“May you live in interesting times” is an age-old expression erroneously claimed to be a Chinese “curse”. It is said with the intent of wishing misfortune on someone. I felt like the target of the “curse” today, before the beginning of the 76th annual One World Day parade on Martin Luther King Jr. Drive near University Circle. The motto for the event is “Peace Through Mutual Understanding.”
As usual, I took part in the highlight of the day, a parade populated by people representing a wide array of nationalities and dressed in colorful native finery with one person carrying a green and white sign indicating the country they were representing. And as usual, this Vietnam War veteran walked behind the Vietnamese contingent in my 54-year-old U.S. Army Class A dress uniform complemented by my peace flag.
While standing in the shade before the parade started, a man walked up to me and in a rather indignant tone of voice took issue with me carrying a peace flag. I said, “Why? I’m promoting peace. I like peace more than war.” He felt I was insulting those who “served our country.” I said, “When people tell me ‘Thank you for serving our country’ I say, ‘I didn’t serve my country. I served deceitful, lying, fear-mongering, war-mongering politicians and their war-profiteering bed partners. “What did the war in Vietnam accomplish? Lots of death and destruction.”

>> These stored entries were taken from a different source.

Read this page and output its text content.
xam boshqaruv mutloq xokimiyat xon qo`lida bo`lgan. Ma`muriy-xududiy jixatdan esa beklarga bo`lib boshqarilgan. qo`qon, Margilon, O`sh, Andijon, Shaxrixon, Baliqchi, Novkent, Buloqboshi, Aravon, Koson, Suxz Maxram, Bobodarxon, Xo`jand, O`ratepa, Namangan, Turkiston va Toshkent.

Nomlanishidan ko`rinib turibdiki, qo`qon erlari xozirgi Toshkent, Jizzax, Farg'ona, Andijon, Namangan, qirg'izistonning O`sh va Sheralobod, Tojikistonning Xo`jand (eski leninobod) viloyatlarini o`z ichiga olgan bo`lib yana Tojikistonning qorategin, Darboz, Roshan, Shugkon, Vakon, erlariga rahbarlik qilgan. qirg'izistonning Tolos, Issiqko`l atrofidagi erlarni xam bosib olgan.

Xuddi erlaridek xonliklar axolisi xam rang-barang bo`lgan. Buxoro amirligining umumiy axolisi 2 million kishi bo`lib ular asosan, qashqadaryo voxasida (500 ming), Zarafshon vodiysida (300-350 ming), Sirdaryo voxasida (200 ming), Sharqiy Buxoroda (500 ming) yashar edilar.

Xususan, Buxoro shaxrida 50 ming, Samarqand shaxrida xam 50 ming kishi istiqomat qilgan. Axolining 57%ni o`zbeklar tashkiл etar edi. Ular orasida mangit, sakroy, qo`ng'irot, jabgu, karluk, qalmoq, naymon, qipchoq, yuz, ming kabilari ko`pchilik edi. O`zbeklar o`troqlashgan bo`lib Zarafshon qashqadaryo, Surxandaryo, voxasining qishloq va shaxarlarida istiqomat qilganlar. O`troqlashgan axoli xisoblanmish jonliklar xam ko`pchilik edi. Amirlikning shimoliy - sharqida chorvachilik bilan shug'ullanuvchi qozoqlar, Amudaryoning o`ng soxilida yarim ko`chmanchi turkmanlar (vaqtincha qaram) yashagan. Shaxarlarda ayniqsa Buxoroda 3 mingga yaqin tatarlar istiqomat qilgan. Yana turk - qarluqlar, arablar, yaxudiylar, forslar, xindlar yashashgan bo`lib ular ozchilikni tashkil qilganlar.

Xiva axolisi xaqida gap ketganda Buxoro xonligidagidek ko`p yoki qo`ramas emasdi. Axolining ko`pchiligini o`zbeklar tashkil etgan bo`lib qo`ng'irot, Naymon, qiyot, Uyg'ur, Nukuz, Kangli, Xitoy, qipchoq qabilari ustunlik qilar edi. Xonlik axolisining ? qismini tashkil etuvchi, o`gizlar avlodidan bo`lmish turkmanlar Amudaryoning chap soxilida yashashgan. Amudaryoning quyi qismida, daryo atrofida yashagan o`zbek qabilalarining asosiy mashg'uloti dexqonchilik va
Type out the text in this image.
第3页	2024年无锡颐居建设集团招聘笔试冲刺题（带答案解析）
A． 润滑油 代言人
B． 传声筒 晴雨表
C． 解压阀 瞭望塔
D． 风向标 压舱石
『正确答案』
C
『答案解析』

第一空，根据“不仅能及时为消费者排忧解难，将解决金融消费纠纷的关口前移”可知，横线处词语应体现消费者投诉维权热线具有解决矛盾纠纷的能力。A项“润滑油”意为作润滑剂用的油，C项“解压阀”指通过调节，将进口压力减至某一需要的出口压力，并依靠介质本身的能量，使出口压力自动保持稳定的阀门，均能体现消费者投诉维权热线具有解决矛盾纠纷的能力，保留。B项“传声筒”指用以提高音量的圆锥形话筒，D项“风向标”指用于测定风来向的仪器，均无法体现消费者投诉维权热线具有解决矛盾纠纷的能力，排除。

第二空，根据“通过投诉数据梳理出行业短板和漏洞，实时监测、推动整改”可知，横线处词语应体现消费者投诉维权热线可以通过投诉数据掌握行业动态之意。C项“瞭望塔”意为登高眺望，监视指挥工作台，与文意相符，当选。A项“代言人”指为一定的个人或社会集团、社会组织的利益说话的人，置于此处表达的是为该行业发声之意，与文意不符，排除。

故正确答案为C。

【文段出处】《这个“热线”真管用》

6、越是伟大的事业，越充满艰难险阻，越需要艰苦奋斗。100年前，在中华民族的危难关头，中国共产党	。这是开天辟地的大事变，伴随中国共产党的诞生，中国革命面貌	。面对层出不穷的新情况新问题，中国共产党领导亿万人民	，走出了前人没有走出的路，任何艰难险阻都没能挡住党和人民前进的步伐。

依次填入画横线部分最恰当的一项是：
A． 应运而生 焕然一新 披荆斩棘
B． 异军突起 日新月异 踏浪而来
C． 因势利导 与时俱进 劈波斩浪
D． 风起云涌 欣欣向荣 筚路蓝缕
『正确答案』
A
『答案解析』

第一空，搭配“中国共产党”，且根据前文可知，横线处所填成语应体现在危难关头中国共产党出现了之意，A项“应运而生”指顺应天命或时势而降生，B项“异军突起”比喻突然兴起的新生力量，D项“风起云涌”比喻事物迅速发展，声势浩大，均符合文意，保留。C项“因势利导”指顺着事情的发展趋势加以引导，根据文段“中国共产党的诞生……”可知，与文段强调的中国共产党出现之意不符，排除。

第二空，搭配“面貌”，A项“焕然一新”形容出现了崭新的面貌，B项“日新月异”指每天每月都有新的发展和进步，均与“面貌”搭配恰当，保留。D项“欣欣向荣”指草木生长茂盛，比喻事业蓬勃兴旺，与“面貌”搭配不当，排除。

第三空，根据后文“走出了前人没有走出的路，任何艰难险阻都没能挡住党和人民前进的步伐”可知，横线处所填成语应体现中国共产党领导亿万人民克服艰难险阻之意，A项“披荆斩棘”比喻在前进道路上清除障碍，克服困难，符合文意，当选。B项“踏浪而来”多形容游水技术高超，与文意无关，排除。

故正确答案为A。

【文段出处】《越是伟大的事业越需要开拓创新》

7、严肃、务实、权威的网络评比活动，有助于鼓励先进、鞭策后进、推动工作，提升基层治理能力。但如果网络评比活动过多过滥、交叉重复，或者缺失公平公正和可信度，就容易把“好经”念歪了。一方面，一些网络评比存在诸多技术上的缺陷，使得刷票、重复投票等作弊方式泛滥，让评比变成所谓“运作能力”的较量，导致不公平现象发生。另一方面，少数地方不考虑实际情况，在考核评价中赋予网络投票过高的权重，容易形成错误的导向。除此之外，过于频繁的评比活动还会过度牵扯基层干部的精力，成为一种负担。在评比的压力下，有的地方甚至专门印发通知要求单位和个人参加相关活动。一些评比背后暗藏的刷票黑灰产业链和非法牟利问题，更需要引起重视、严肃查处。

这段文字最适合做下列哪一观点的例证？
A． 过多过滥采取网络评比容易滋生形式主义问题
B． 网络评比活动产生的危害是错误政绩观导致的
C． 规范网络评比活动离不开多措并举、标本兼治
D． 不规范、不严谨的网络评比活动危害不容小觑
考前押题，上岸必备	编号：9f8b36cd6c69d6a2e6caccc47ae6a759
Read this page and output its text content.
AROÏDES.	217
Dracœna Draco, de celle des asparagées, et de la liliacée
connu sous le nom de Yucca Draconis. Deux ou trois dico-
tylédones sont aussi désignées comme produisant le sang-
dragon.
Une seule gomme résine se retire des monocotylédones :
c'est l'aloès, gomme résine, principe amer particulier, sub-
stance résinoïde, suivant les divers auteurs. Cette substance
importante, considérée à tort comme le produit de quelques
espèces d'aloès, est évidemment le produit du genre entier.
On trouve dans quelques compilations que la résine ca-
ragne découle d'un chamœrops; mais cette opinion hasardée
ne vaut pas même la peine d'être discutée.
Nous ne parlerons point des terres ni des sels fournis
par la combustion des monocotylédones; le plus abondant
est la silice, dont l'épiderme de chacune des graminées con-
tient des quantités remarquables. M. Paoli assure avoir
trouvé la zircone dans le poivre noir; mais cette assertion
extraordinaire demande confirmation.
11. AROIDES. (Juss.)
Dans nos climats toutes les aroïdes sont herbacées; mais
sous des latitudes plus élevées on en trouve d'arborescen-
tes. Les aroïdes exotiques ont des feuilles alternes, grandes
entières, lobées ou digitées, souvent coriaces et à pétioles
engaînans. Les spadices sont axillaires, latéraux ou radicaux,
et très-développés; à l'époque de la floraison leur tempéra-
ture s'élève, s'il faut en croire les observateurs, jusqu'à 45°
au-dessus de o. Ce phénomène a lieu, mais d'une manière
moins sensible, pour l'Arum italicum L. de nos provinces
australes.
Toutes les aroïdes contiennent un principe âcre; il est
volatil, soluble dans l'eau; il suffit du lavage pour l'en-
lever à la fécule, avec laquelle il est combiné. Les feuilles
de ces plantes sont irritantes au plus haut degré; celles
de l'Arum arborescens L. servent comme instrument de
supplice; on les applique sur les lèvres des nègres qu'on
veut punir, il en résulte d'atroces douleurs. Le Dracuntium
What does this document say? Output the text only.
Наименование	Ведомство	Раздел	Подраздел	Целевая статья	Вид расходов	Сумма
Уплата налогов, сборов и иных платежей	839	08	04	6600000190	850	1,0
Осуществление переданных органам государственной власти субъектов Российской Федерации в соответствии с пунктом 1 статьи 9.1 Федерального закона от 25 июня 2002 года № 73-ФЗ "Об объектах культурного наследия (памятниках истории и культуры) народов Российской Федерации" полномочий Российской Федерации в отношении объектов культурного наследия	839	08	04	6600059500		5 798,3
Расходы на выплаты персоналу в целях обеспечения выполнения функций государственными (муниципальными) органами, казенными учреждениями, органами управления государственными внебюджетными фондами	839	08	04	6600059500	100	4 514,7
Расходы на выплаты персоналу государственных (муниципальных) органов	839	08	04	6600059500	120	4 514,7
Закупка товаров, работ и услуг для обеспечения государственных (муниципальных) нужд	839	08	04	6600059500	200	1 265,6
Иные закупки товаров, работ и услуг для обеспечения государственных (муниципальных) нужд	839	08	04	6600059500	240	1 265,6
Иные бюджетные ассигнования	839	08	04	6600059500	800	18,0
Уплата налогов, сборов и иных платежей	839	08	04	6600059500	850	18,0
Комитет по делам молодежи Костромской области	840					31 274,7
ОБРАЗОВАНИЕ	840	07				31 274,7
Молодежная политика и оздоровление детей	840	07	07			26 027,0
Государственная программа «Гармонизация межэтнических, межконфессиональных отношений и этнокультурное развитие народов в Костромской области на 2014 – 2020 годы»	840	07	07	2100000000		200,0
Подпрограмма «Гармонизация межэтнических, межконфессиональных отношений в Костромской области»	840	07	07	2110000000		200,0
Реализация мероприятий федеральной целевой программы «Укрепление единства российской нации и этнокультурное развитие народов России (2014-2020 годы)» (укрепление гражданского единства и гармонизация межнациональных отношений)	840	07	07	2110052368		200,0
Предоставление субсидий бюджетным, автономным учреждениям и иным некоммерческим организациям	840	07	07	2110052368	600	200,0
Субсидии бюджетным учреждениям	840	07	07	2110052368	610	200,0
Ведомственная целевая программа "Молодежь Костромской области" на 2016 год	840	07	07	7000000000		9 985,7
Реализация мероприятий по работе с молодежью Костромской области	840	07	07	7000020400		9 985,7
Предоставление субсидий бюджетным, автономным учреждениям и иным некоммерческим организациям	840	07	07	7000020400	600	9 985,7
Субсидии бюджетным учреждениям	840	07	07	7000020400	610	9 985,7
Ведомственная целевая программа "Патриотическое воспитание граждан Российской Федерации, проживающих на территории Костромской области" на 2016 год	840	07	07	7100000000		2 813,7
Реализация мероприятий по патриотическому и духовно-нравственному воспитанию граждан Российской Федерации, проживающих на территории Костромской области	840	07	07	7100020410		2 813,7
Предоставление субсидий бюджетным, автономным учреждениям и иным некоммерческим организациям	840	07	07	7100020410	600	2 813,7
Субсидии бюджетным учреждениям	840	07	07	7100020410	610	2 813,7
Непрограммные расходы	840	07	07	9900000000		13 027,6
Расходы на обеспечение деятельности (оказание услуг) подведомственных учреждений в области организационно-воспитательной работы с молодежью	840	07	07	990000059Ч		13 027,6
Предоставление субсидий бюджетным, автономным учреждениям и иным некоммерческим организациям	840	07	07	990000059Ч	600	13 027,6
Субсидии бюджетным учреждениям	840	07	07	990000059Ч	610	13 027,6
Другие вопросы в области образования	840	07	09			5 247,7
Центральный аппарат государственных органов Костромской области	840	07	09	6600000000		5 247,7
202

The man, who said he served in Iraq, soon had his fill and walked away in disgust. I shouted, “I’m a Christian first and an American second—a follower of the Prince of Peace.” He retorted, “I’m an American.” After I noted that I had been drafted into the army he proudly said, “I enlisted!” I thought to myself, “Why?”
His lady friend stayed to talk a few more minutes, also not too happy with my presence. When I told her I’m promoting peace she disagreed, saying “You’re promoting hippies.” That surprised me, and I told her hippies were for peace. She then said “Hippies don’t believe in God” and I said “Many atheists are pro-peace.” The woman is a native of the former Yugoslavia and as we talked, her comments became more congenial. She noted the divisiveness in our country and said, “People should come together to find common ground.” I agreed, of course. As she started to walk away, the woman said, “It was nice chatting with you. God bless you.” I said, “You, too.”
“Peace through mutual understanding.”